155% Funded


Target: €3000


€4,675 Raised


67 Funders

The Sand Trap

By NMcGeehan


Between 1975 and 2005, tens of thousands of young children from the poorest corners of the earth were enslaved to meet the demand for child jockeys in the high-stakes sport of competitive camel racing. Boys as young as three years old were scooped off the streets of Dhaka or kidnapped from their homes in Pakistan and trafficked to the United Arab Emirates, where they were forced to train thoroughbred racing camels and participate in weekly races for the amusement of the watching Sheikhs and a televised national audience.

The Sand Trap reveals how slavery, one of humanity's oldest and darkest institutions, persists in one of the wealthiest countries in the modern world. It is a story about unaccountable power, the manipulative influence of PR, and the impotence of poverty.

The film is the work of a small, independent production team. It is being directed by award-winning director Sarah Boston, whose last feature, Cruel Separation, won best documentary at the 2006 Vino Del Mar film festival in Chile. It is roughly based on an academic paper entitled 'Spinning Slavery: The Role of the United States and UNICEF in the Denial of Justice for the Camel Jockeys of the United Arab Emirates' written by human rights activist and academic Nicholas McGeehan. Work began on the project 18 months ago. Interviews with former jockeys and their families have been shot in Bangladesh, and with key figures in the United States and the United Kingdom. With the exception of some travel costs, the project has thus far relied on the kindness and generosity of various individuals.

Funds are now required to finance the completion of the film, primarily to meet editing and post-production costs. We have been fortunate enough to attract the interest of a talented post-production team who have the skills necessary to transform excellent source material and footage into a powerful, moving and hard-hitting documentary.
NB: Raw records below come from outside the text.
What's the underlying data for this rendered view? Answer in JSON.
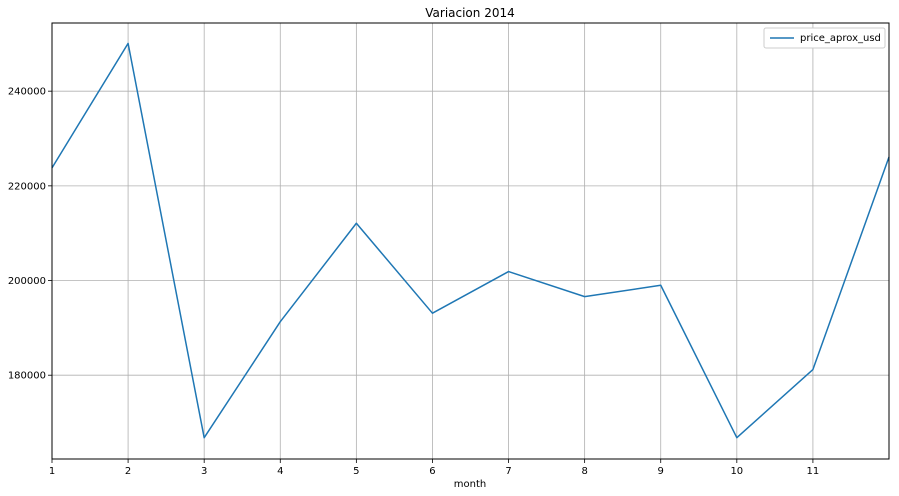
{
  "chart_data": {
    "type": "line",
    "title": "Variacion 2014",
    "xlabel": "month",
    "ylabel": "",
    "x": [
      1,
      2,
      3,
      4,
      5,
      6,
      7,
      8,
      9,
      10,
      11,
      12
    ],
    "x_tick_labels": [
      "1",
      "2",
      "3",
      "4",
      "5",
      "6",
      "7",
      "8",
      "9",
      "10",
      "11"
    ],
    "xlim": [
      1,
      12
    ],
    "y_ticks": [
      180000,
      200000,
      220000,
      240000
    ],
    "y_tick_labels": [
      "180000",
      "200000",
      "220000",
      "240000"
    ],
    "ylim": [
      162300,
      254400
    ],
    "grid": true,
    "legend_position": "top-right",
    "series": [
      {
        "name": "price_aprox_usd",
        "color": "#1f77b4",
        "values": [
          223800,
          250100,
          166800,
          191300,
          212100,
          193100,
          201900,
          196600,
          199000,
          166800,
          181200,
          226100
        ]
      }
    ]
  }
}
You can read more about The Sand Trap on www.sandtrapmovie.com or www.facebook.com/sandtrapmovie



One last thank you

With three days remaining and a fantastic sum of €4,675 raised (155% of our target), we wanted to thank you once again for supporting the production of The Sand Trap. I could blather on for more than a few paragraphs about the scale of our gratitude and the very real sense of obligation we now feel to you, our funders, but perhaps it’s best to keep this on a professional footing and opt instead for a simple progress update. A first rough cut of the film has been completed, and in a few weeks we will travel to Bath for one final interview with an expert on public relations. We hope to have a completed documentary within a matter of months, at which point you’ll receive your invites to the premiere and a screening of your choice. Yes, that’s right, having pestered you support the film financially, we’re now going to harass you to come and watch it.If we do our job properly, you’ll feel your money has been well spent. Don't forget you can follow our progress www.facebook.com/sandtrapmovie or get in touch at sandtrapmovie@gmail.com

Thanks for the momentum

The purpose of fundraising via a crowdfunding platform was to inject some momentum into a project to which much time and effort has been devoted. It wasn't taken lightly. This is a great story and we shouldn't have to rely on the personal generosity of individals to get it made. It's also a mistake to expect people to share a concern in an issue which we, the film-makers, regard as important. We therefore launched the film on fundit with a degree of trepidation. The response has been beyond anything we expected. Upon leaving Bangladesh we felt a sense of obligation to the former child jockeys and their families, who had treated us with such generosity and had exhibited amazing dignity amidst shocking poverty. Over the next 18 months we developed a similar sense of obligation to the translators and artists and film crews and musicians and techie people who offered their talents and services for free. To that list we now add the funders who've helped us reach 2000 in just over a week. Yesterday I contacted our director Sarah Boston and told her she can book an editor and get started with turning this project, which began by complete chance 3 years ago, into a film. This might be getting a little ahead of ourselves - we haven't reached 3000 just yet - but momentum is what we wanted, and now, thanks to your generosity, that's just what we've got.